Why a plain request fails on Walmart

If you request a Walmart search URL with a bare HTTP client, you get a response that is missing almost everything you came for. Two forces work against you. First, Walmart renders prices, ratings, delivery messages, and most of the card detail in the browser with JavaScript, so the initial HTML is a thin shell until the page's scripts run. Second, Walmart flags automated traffic quickly: datacenter IPs and request patterns that do not look like a real browser get challenged, rate-limited, or blocked before they ever reach the rendered content.

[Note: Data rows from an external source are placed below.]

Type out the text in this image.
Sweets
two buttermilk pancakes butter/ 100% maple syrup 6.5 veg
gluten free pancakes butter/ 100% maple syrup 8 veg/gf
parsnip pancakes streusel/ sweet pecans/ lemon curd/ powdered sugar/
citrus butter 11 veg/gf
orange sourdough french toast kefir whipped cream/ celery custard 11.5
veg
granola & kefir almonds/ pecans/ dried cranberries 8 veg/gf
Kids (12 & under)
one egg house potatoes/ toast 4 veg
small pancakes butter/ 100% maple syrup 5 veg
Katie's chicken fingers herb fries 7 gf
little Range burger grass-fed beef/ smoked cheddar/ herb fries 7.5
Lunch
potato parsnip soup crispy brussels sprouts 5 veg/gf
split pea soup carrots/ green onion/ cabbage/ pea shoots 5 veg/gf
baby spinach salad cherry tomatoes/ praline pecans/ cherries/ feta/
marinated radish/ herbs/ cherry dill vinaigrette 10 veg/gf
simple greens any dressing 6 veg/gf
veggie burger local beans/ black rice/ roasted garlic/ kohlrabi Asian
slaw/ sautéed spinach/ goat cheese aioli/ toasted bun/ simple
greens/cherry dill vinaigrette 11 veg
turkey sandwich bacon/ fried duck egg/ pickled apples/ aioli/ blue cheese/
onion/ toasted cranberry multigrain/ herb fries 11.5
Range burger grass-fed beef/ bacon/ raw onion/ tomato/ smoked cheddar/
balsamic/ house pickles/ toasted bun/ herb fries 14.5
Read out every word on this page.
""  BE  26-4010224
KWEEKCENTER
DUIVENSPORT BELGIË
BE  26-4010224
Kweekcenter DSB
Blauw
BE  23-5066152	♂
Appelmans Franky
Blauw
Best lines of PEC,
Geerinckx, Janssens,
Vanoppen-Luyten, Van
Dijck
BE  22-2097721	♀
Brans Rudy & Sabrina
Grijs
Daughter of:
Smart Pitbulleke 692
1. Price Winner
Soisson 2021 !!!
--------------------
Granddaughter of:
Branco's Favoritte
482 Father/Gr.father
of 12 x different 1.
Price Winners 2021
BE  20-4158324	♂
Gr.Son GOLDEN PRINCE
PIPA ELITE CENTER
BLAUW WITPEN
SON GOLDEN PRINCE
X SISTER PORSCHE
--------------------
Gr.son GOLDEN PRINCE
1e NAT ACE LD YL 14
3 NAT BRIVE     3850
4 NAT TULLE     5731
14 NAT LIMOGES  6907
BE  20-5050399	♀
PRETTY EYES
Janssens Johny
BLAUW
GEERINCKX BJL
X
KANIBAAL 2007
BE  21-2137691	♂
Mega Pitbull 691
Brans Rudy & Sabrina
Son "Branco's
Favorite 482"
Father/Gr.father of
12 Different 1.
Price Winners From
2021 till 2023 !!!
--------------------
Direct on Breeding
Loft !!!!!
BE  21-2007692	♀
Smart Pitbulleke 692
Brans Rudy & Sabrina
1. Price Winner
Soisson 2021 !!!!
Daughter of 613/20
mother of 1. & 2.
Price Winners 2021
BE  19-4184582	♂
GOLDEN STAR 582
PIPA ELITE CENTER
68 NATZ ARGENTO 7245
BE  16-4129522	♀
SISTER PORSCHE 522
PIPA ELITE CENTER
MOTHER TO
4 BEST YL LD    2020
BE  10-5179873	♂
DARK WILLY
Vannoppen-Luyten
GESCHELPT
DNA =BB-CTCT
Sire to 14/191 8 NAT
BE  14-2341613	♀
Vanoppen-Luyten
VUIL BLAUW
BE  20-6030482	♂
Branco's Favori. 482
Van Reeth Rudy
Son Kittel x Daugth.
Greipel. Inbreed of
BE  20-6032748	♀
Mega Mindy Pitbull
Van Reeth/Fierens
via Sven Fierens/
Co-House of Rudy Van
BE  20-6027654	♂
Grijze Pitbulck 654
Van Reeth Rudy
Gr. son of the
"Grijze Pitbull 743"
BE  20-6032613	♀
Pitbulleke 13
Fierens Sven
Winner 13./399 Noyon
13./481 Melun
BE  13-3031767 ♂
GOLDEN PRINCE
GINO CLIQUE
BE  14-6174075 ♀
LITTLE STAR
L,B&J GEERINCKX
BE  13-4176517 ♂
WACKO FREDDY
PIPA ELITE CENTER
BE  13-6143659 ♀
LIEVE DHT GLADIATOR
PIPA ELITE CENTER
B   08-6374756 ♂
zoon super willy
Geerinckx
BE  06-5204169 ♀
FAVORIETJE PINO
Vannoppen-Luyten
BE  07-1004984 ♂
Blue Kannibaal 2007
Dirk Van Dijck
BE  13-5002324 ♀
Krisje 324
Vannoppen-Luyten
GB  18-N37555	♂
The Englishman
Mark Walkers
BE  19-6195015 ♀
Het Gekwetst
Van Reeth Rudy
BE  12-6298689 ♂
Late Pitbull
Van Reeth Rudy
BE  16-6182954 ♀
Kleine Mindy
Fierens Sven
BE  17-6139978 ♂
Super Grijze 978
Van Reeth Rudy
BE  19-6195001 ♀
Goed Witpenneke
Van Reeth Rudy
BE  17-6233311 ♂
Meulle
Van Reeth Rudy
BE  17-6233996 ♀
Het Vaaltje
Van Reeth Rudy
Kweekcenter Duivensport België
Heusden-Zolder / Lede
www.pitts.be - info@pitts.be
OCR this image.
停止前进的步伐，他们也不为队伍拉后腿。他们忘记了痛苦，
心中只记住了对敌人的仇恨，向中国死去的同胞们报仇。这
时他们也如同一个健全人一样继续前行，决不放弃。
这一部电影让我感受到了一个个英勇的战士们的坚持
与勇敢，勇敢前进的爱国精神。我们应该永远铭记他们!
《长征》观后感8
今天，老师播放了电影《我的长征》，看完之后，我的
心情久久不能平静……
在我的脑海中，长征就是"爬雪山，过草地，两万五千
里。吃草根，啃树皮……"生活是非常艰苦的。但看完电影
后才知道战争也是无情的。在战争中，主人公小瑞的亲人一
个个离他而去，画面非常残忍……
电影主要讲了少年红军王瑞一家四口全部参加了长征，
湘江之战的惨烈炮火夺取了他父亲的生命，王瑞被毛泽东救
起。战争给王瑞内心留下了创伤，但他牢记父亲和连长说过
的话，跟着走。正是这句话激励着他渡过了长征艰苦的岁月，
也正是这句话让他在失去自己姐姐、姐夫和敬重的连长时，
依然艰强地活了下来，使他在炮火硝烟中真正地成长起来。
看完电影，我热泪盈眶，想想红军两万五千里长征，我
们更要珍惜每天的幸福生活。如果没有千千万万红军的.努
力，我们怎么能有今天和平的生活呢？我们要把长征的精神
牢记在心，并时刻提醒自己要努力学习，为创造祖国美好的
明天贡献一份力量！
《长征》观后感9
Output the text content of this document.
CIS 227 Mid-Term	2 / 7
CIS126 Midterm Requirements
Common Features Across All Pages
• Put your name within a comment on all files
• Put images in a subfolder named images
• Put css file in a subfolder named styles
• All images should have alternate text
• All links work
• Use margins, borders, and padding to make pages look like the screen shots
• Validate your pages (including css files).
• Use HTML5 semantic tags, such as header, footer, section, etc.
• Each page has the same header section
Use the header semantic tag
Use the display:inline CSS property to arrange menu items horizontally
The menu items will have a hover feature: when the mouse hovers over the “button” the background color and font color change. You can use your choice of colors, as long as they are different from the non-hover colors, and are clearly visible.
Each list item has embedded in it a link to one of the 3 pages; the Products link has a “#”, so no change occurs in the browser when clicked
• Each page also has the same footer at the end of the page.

So a working Walmart scraper needs two things in a single request: a browser that actually renders the page, and an IP the platform reads as a real visitor. You can assemble that yourself with a headless browser plus a pool of rotating residential proxies, but stitching those together and keeping them healthy is most of the work. The Crawling API folds both into one call: you send it the URL, it renders the page behind a trusted IP, and it returns finished HTML for you to parse. For the proxy side of this trade-off specifically, the Walmart scraping proxies benchmark goes deeper.

Normal vs JavaScript requests

Crawlbase offers two token types. The normal token fetches static HTML; the JavaScript token renders the page in a real browser first. Walmart loads key card fields client-side, so the JavaScript token gives you the most complete page. The normal token can return a partial result with prices or ratings missing, leaving you nothing reliable to parse. JavaScript requests cost more credits, so reach for them where the page genuinely needs rendering.

Prerequisites

You need a few things in place before writing any code. None of them take long.

Basic JavaScript and Node.js. You should be comfortable writing and running a Node script and installing packages with npm. If you are new to Node, the official docs and any beginner course will get you to the level this tutorial assumes. For a fuller walkthrough, see our guide on how to build a web scraper with Node.js.

Node.js 16 or later. Confirm your version with node --version. If you do not have it, install it from the Node.js website or through a version manager like nvm.

A Crawlbase account and token. Sign up, open your dashboard, and copy your token from the account docs page. You get 1,000 free requests on signup with no card, which is plenty for this project. Treat the token like a password: it authenticates your requests, so keep it out of version control.

Set up the project

Create a project folder, initialize it, and install the two libraries the scraper needs.

bash
node --version

mkdir walmart-scraper && cd walmart-scraper
npm init -y

npm install crawlbase cheerio

Two dependencies do the work: crawlbase is the official Node client for the Crawling API, and cheerio parses the returned HTML with a jQuery-style API so you can pull out individual fields by CSS selector. If selectors are new to you, the primer on XPath and CSS selectors is a good companion. The legacy version of this project also used Express to expose a /scrape endpoint, which is a fine pattern if you want to call the scraper over HTTP, but it is optional and we keep the core script self-contained here.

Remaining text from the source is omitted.